Venezia Valen Susilo* and Dyah Erny Herwindiati
Faculty of Information Technology, Tarumanagara University, Jakarta, Indonesia
Email: valenvenezia@gmail.com (V.V.S.); dyahh@fti.untar.ac.id (D.E.H.)
*Corresponding author
Manuscript received February 5, 2023; revised April 7, 2023; accepted June 28, 2023; published January 23, 2024.

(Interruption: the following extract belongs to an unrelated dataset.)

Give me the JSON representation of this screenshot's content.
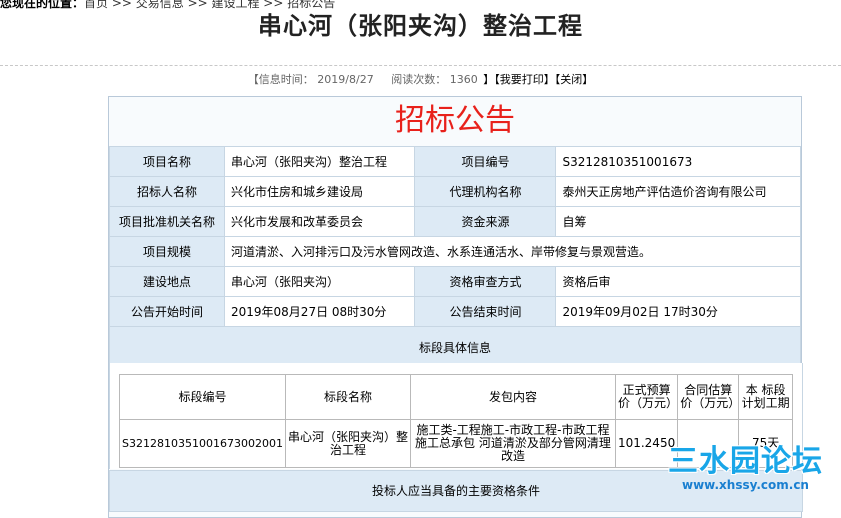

Abstract—Jakarta got its water from Mt. Salak in Bogor, land it is not directly adjacent. From Mt. Salak to Jakarta, the water has to pass a few other regencies like Bogor, Depok, and South Tangerang. That means whatever changes happen in those areas will affect how the water reaches Jakarta. Therefore, a system is needed to track how the land changes in those areas, and one of them is through satellite images, Landsat 8. The images taken will give a rough visual of the land, but as data, it has to be in numbers. A method called Gradient Boosting Regression helped with that. This method can build a model that classifies every pixel of the images and, in this research, green, partial green, and impervious. This model has an accuracy of 99.3349% for the training data and 99.1658% for the validation data and took 13.91376 seconds to complete. From this model, there is a trend where the green area keeps decreasing through the years, and the district with the highest area of land-use change from green to impervious is Sukamakmur in Bogor.
Keywords—Jakarta, green area, Landsat, gradient boosting regression, image classification
Cite: Venezia Valen Susilo and Dyah Erny Herwindiati, "The Diminishing Green Land in the Buffer City Area of Jakarta," International Journal of Geology and Earth Sciences, Vol. 10, No. 1, pp. 6-11, 2024.